Because to date, when presented with actual video footage of pushbacks taking place, along with photographs, testimonies from those pushed back, and direct criticism from the EU and UNHCR, the Greek government has consistently countered with claims that every piece of evidence is ‘Turkish propaganda’ and stated that anyone sharing it is either in the pay of the Turkish government, directly allied to it, or has been tricked by it.
In effect, the Greek government, in a piece of paranoia seldom seen outside of asylums in comic-books, has created a narrative in which every national and international NGO, almost every major news agency in the Western world, the governments of most EU member states, the EU Parliament, the EU Commission and the actual United Nations are all conspiring with the Turkish government to attack Greece, a tiny country in the far south-east of Europe. It has not, as yet, bothered to explain why these disparate agents would wish to do this.
But when the OLAF report was first released and when parts of it were leaked, some people believed that surely now the government must at least begin to try to understand that it could not simply blindly lie about its actions.
This statement proves that this is not the case. By calling the OLAF findings ‘tendentious allegations of supposed illegal actions’ it is implying that there is significant doubt that pushbacks have happened (there is not) and that there is somewhere some other body better qualified and better positioned than OLAF – the EU’s actual legal watchdog, the undeniable authority on whether EU law is being broken, and whether EU member states are breaking international law – to decide whether the Greek government is breaking the law.
There is not. OLAF is what there is.
If the Greek government does not accept the EU’s appointed specialist body’s findings, it must leave the bloc altogether.
And this is where we now are. Greece has a government so deeply committed to racist activity, to assault and law-breaking, that its Ministries make simply astonishing statements – official releases that bear almost no relation even to their supposed subject – to cover up their behaviour and attempt to simply carry on regardless.
The Greek public must be aware: the EU’s member states, the EU itself, the world’s news reporters, the world’s NGOs, the EU Commission, the EU Parliament, the United Nations and now the EU’s own legal watchdog are not in some conspiracy against Greece, as the Greek government claims.

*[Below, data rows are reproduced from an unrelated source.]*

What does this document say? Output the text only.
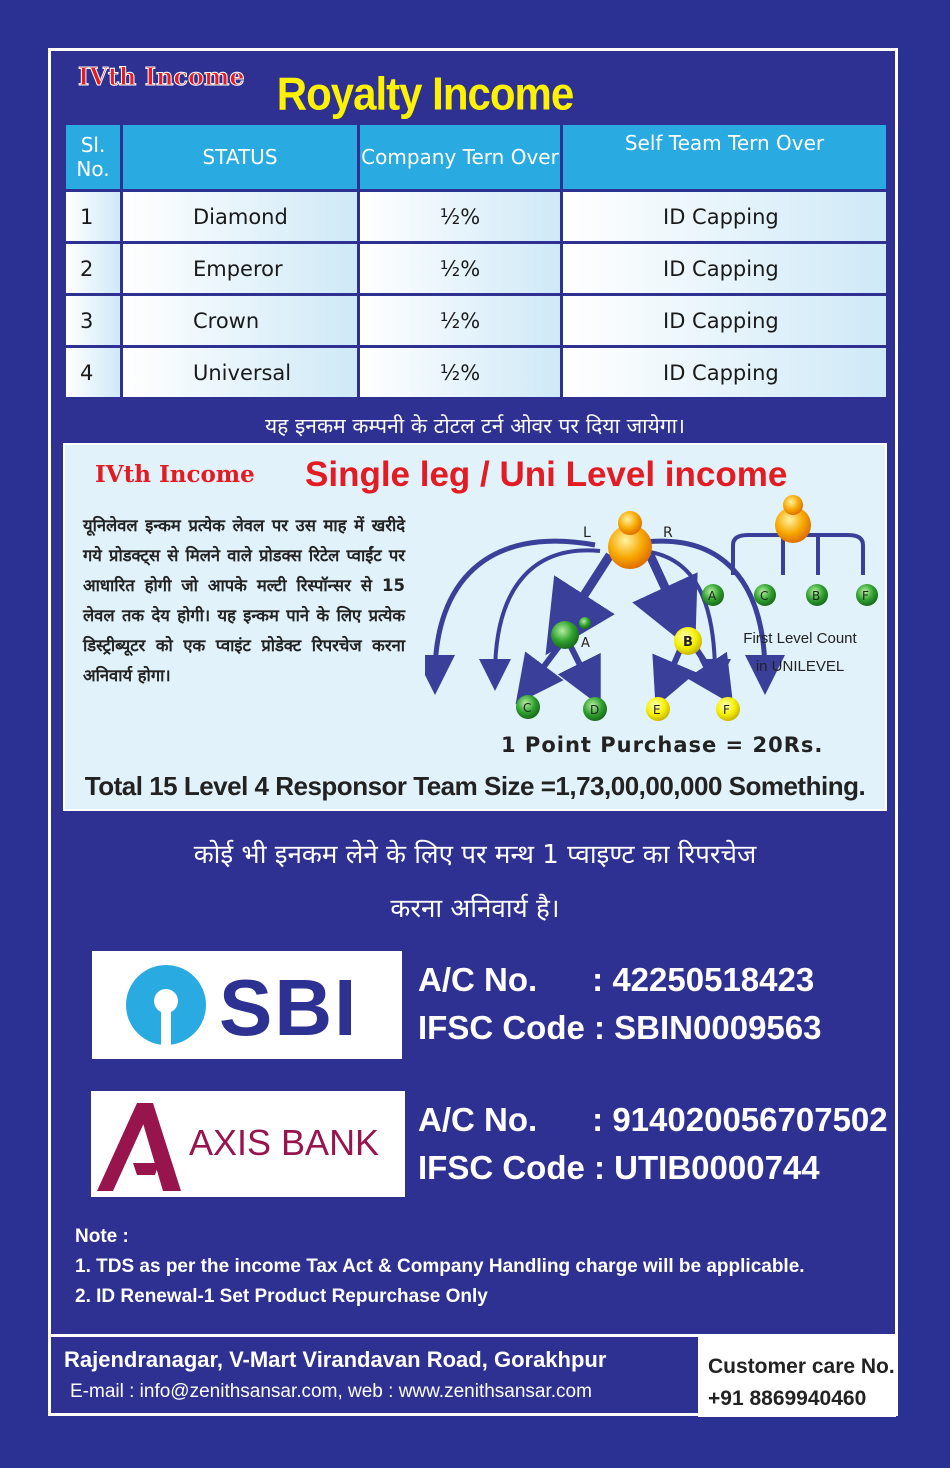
IVth Income Royalty Income
Sl. No.	STATUS	Company Tern Over	Self Team Tern Over
1	Diamond	½%	ID Capping
2	Emperor	½%	ID Capping
3	Crown	½%	ID Capping
4	Universal	½%	ID Capping
यह इनकम कम्पनी के टोटल टर्न ओवर पर दिया जायेगा।
IVth Income Single leg / Uni Level income
यूनिलेवल इन्कम प्रत्येक लेवल पर उस माह में खरीदे गये प्रोडक्ट्स से मिलने वाले प्रोडक्स रिटेल प्वाईंट पर आधारित होगी जो आपके मल्टी रिस्पॉन्सर से 15 लेवल तक देय होगी। यह इन्कम पाने के लिए प्रत्येक डिस्ट्रीब्यूटर को एक प्वाइंट प्रोडेक्ट रिपरचेज करना अनिवार्य होगा।
L	R
A	B
C	D	E	F
A	C	B	F
First Level Count
in UNILEVEL
1 Point Purchase = 20Rs.
Total 15 Level 4 Responsor Team Size =1,73,00,00,000 Something.
कोई भी इनकम लेने के लिए पर मन्थ 1 प्वाइण्ट का रिपरचेज
करना अनिवार्य है।
SBI A/C No.      : 42250518423
IFSC Code : SBIN0009563
AXIS BANK
A/C No.      : 914020056707502
IFSC Code : UTIB0000744
Note :
1. TDS as per the income Tax Act & Company Handling charge will be applicable.
2. ID Renewal-1 Set Product Repurchase Only
Rajendranagar, V-Mart Virandavan Road, Gorakhpur
E-mail : info@zenithsansar.com, web : www.zenithsansar.com
Customer care No.
+91 8869940460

The director of Frontex, Fabrice Leggeri, resigned when this report was first discussed by media. Because what it said about him, his agency and therefore also the Greek government, was true. He recognised it and left.
The Greek government is behaving, instead, like a toddler, jamming its fingers in its ears and shouting lies in the hope it will somehow be allowed to carry on behaving wildly and terribly.
The difference, of course, is that the Greek government’s wild and terrible behaviour is actually illegal, actually wrecking the lives of tens of thousands of people, and actively killing many others.
The government should resign. And Notis Mitarachis – perhaps along with several others – should face criminal trial.